Ngige may not be speaking for himself, but for the government he represents as Labour And Productivity Minister. Government ministers, their ministries and departments are policy initiators, drivers and engine-rooms to executive government’s plans, projections and policies. Ngige must be representing a government in limbo, if his present comments on medical brain drain in Nigeria is President Buhari’s government position.

“I’m not worried, we have surplus doctors, if we have a surplus, we export. I was taught biology and chemistry by Indian teachers in my secondary school days. They are surplus in their country. We have a surplus in the medical profession in our country. I can tell you this. It is my area, we have excess. We have enough, more than enough, quote me”, Ngige said.

“Those guys go there, they are better trained because of the facilities they have there. Eventually, I know a couple of them who practise abroad but set up medical centres back home. They have CAT scan, MRI scan which even the government hospitals cannot maintain. So, I don’t see any loss”, he added.

CHRIS NGIGE–LABOUR AND PRODUCTIVITY MINISTER

Asked if nothing was wrong with the position he was expressing, Ngige said there was nothing wrong in Nigerian doctors’ choice to practise abroad, even at the detriment of health sector in Nigeria. “There is nothing wrong, they go out to sharpen their skills, earn money and send them back home here. Yes, we have foreign exchange earnings from them, not from oil”, Ngige responded.

Ngige insisted that “Brain drain will only be inimical when for instance neurosurgeons travel and we don’t have neurosurgeons here.”  Reactions, especially, Nigerian Medical Association, said Ngige grossly misrepresented the situation of medical brain drain in the country.

Nigeria’s public health delivery sector, from available statistics, has been hit by waves of brain drain over the years, and deteriorating each passing year.  This has put huge strain on public health deliver for citizens, including the highly placed in the country.

Using data for the year 2012—2016, for 26 countries, available at the time of collection in 2018, Mo Brain Foundation, stated that it is 0.45 physicians per 1,000 people.  Only three African countries have at least one physician per 1,000 people—Libya, Mauritius and Tunisia—with physician-to-population of 2.09, 2.00 and 1.29, respectively.

ISAAC ADEWOLE — NIGERIA’S HEALTH MINISTER

Number of African-trained International Medical Graduates, IMGs, practising in the US alone, in 2015, reached 13,584 – a 27 per cent increase from 2005. This is equivalent to about one African-educated physician migrating to the US per day over the last decade — 86.0 per cent of all African-educated physicians working in the US were trained in Egypt, Ghana, Nigeria and South Africa.

Mo Brain Foundation stated, it cost each African country, an average between $21,000 and $59,000 to train a medical doctor Nine country—Ethiopia, Kenya, Malawi, Nigeria, South Africa, Tanzania, Uganda, Zambia and Zimbabwe—lost more than $2.0 billion since 2010 in training doctors who migrated.  And annually, Africa loses $2.0 billion through brain drain in medical health sector.

Destination countries, according to Mo Foundation, do not pay back cost of training African doctors they recruit. It says, one in ten doctors working in UK comes from Africa—enabling the UK save average $2.7 billion on training costs. United State, Australia and Canada, respectively, save about $846 million, $621 million and $384 million in training cost from African physicians they recruit. Africa, it is estimated, lost $4.6 billion training cost for home-trained doctors, recruited by these four-top destination countries.

GOVERNMENT MEDICAL FACILITY IN LAGOS, NIGERIA

Ministers for Labour or Health for these countries would not admit as Nigeria’s Minister of Labour And Productivity, Chris Ngige did, that their countries were better-off, when highly trained medical personnel leave their shores to seek better employment abroad.
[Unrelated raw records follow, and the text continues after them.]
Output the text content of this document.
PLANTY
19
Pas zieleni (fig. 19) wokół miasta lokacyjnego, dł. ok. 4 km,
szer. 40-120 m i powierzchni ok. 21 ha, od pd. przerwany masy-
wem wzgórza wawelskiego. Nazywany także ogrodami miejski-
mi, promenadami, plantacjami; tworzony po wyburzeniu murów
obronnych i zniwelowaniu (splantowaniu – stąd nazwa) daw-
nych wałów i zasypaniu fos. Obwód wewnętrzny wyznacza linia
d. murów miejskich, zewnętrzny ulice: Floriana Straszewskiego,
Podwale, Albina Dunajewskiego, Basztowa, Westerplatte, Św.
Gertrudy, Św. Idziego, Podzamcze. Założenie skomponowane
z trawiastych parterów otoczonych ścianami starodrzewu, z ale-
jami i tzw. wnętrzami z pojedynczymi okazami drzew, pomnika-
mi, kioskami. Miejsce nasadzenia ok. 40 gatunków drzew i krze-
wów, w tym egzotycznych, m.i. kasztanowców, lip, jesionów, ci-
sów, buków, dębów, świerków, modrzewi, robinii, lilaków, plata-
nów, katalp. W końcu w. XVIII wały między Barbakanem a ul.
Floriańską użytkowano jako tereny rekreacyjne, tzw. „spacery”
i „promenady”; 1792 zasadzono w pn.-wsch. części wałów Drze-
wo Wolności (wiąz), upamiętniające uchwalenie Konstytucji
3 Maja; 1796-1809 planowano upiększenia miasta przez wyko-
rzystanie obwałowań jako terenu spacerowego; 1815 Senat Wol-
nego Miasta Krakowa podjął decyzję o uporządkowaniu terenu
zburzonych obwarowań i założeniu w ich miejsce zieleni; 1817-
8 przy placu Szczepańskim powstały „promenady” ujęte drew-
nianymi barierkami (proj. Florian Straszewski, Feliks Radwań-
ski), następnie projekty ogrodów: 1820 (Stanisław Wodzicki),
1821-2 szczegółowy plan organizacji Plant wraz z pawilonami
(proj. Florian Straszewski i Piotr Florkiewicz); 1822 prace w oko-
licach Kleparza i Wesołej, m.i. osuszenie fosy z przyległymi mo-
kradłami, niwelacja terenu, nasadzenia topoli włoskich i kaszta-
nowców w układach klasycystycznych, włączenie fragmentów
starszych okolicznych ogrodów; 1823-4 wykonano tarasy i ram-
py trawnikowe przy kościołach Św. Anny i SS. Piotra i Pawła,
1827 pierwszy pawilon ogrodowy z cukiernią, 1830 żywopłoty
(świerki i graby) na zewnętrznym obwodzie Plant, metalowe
Migration of Nigeria’s skilled nationals to foreign countries in search of better employments—medical or in other fields—results in depletion of skilled manpower in the country. It results, also, in loses of billions of dollars in cost of training the country’s skilled personnel. It, therefore, calls for pragmatic action to stem the tide by government. It requires creating greater economic opportunities in Nigeria.

Chris Ngige, Nigeria’s Minister of Labour And Productivity, issuing quit notice to Nigerian medical doctors to leave the country if they wished—has professionally and politically smeared his career, medical profession, Nigerians and the government he represents. It would serve him better to quit government—giving his limited understanding of governance at the national level and how government works.